Mavis settled then, clucking her tongue in a concerned fashion. “Go on up and get yourself tidied up a bit. I’ll finish up in here. It never hurts to make a good impression.”
But it did. If she appeared as any sort of normal, average woman—even if she was a spinster—and he then discovered that she was unmarried not by choice but because every prospective suitor cast her aside—it would be an unmitigated disaster. Add to that the fact she cast love spells for others and used cards and tea leaves to tell the future—well, it would go very badly for her. Best to show him all her eccentricities out of the gate and get it over with. Still, she needed to steady her nerves, and going upstairs under the guise of changing to greet their guest would permit her a moment to clear her head and corral her raging nerves. With a nod, Polly wiped her hands once more, removed her apron, and then headed up the narrow, creaking back stairs to her chamber.
TWO
It had begun to snow in earnest a few miles after leaving town. By the time they were turning off the main road and onto a narrow, rutted lane, the ground was completely white. Looking ahead, blinking against the falling snow, he saw the shape of the house ahead.
Mansford Hall was hardly the palatial home he’d been led to believe by his client and by his employer who’d gone on and on about how much Mr. Cecil Winters-Beaton loved the ancestral home and how much history it held. For starters, the home was not old enough to hold that much history. It might have been standing for fifty years, if he had to guess. It was small. Small enough that Mansford Cottage might have been a more appropriate moniker. Given that Mr. Winters-Beaton was a wealthy and influential gentleman, what about that property was so appealing to him?
The mute servant removed his valise from the back of the small cart and marched up to the front door with it, depositing it there as Oliver climbed down from the narrow bench seat. He hadn’t even reached the door to the house when the servant was already driving away with a snap of the reins, heading around to the back of the house.

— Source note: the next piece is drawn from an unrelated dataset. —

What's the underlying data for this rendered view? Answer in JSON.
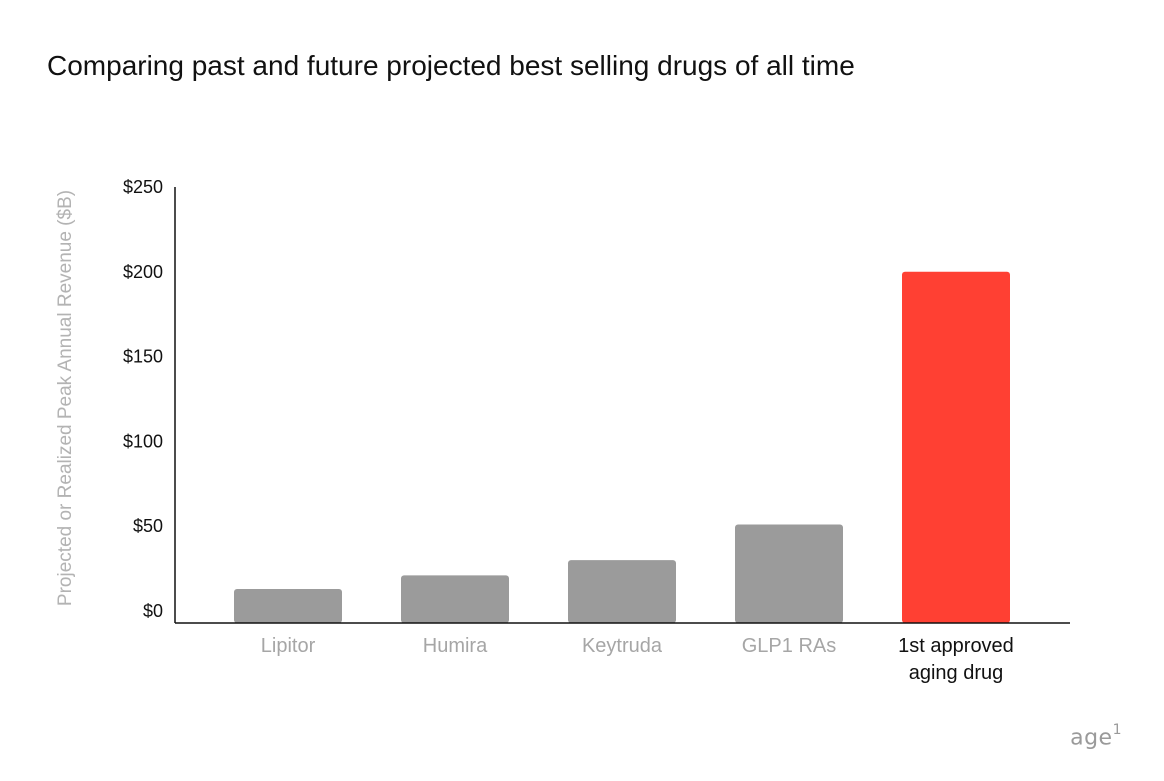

Climbing the slight incline to the front door, he stood there next to his valise and wondered at the very odd situation that he now found himself in. Staring up at the darkly finished wooden door, his gaze narrowed as he inspected the unusual door knocker. It was a cat, its long tale curling upward to form a sort of loop. Hooking his finger through that loop, he lifted it and let the thing bang against the plate underneath.